Weekend Drive with Hormazd Sorabjee: Go speed racer, go!
In a 992 Porsche 911 GT3 RS, Narain Karthikeyan just set his third production-car lap record at the Buddh Circuit
We are standing on hallowed ground. A place where champions have raced and history has been made. And history is about to be made again. No road-going car in production has ever lapped under the 2min mark and that’s what the target is. Welcome to India’s Buddh International Circuit, or BIC as we know it. This 5.125km track is the pinnacle of motor sport and speed. Setting a lap record here guarantees both man and machine the ultimate bragging rights.
For this, you need the ultimate driver piloting the ultimate machine. Narain Karthikeyan, India’s first Formula 1 driver, is back. This time, he’s behind the wheel of what is touted as the ultimate road-going track car in the world: The 992 Porsche 911 GT3 RS.
For Narain, BIC is familiar territory. He’s the only Indian driver to have raced here in the Indian GP, in 2011 and 2012. It’s with a ‘been there, done that’ feeling that Narain arrives at the BIC to meet the bright yellow 911 GT3 RS in the pit garage.
Narain has broken the production-car lap record at the BIC twice, and both times in a Porsche. The first time the F1 star set a new lap record was in November 2018 in his personal Porsche 911 GT3, with a lap time of 2m 07.629s. Then, a few months later, he obliterated the record by a good 7.5 seconds, driving a the monstrous 700hp 911 GT2 RS. His record time of 2m 00.266s still stands. But since then, there’s been a nagging itch to set a sub 2min lap time.
Narain gets his chance with the latest 911 GTR RS, a formidable track weapon that though 180hp down on the GT2 RS makes up with aerodynamic wizardry. It has an adjustable rear wing like on a Formula 1 car, that gives it leech-like grip to go insanely fast through corners.
It’s been two years since Narain last raced and he hasn’t been to the BIC since his record-breaking lap in 2019. But any doubts that Narain would be a bit rusty are blown away as he immediately gets to grips with what is the rawest and edgiest production 911 yet. The sound of the flat-six at 9,000rpm, reverberating off the empty grandstand on the start-finish straight, is spine-tingling.

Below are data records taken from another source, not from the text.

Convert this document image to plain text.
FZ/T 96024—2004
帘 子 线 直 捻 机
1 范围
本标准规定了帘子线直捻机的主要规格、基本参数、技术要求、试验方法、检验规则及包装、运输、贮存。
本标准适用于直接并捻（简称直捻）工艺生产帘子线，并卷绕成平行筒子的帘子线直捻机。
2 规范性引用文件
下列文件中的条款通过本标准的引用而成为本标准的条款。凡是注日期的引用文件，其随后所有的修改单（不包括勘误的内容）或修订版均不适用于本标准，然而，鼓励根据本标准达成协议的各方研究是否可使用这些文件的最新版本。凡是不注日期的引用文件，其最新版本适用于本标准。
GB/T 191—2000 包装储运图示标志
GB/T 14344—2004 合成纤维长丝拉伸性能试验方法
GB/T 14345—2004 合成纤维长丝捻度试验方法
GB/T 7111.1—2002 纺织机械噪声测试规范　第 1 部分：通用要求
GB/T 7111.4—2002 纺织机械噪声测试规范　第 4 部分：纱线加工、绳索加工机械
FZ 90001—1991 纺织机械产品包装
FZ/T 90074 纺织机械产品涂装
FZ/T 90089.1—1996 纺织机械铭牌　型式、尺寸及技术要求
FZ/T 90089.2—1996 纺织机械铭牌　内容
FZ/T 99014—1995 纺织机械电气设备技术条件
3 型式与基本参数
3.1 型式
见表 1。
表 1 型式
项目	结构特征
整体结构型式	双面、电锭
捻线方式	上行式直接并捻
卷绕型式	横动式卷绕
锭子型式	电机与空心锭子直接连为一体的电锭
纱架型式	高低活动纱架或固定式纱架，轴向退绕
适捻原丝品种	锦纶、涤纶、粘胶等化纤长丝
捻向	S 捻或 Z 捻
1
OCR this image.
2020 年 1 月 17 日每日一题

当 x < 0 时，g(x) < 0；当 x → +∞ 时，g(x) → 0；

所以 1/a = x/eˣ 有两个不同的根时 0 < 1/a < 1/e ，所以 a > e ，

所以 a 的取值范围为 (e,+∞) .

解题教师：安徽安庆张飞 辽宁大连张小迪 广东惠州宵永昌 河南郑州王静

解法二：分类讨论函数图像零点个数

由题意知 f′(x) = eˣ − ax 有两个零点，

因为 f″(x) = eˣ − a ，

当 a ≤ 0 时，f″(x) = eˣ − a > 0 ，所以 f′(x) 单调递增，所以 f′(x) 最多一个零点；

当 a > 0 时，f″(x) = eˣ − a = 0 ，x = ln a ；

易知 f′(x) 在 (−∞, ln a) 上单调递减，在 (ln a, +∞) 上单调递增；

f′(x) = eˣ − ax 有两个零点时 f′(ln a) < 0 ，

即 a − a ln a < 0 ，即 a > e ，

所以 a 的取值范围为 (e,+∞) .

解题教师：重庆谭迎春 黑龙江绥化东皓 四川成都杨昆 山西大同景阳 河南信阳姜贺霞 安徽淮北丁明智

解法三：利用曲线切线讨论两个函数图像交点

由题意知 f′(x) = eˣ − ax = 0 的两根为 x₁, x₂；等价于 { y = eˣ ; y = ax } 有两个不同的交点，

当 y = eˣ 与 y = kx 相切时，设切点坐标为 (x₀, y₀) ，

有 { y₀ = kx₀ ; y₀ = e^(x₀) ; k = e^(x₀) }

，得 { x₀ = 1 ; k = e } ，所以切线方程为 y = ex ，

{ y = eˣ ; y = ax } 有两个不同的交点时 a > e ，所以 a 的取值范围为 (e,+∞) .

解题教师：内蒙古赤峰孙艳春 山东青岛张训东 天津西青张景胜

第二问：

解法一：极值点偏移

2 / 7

And with each successive lap, Narain breaks later and deeper into corners. He’s quickly in the groove, and lap times keep tumbling.
He is absolutely on the limit, carrying more speed through every corner to compensate for the slower speed down the straight. He’s bouncing hard off the kerbs, using every bit of track to shave of time wherever possible. Narain is uncharacteristically neat, driving with surgical precision and minimal steering inputs. Keeping it neat and tidy is the key, because with just 525hp, you can’t afford to scrub off speed.
Exiting the last corner, the GT3 RS gives a small twitch and shrieks past the start-finish line. My stopwatch says mission accomplished and race control officially confirms the time: 1 min 59.854s. It’s a new production-car lap record
Three Porsches, three lap records with the same driver who is soon turning 47 but is showing no signs of slowing down. As they say, Formula 1 drivers are a special breed of speed. So is the 911 GT3 RS.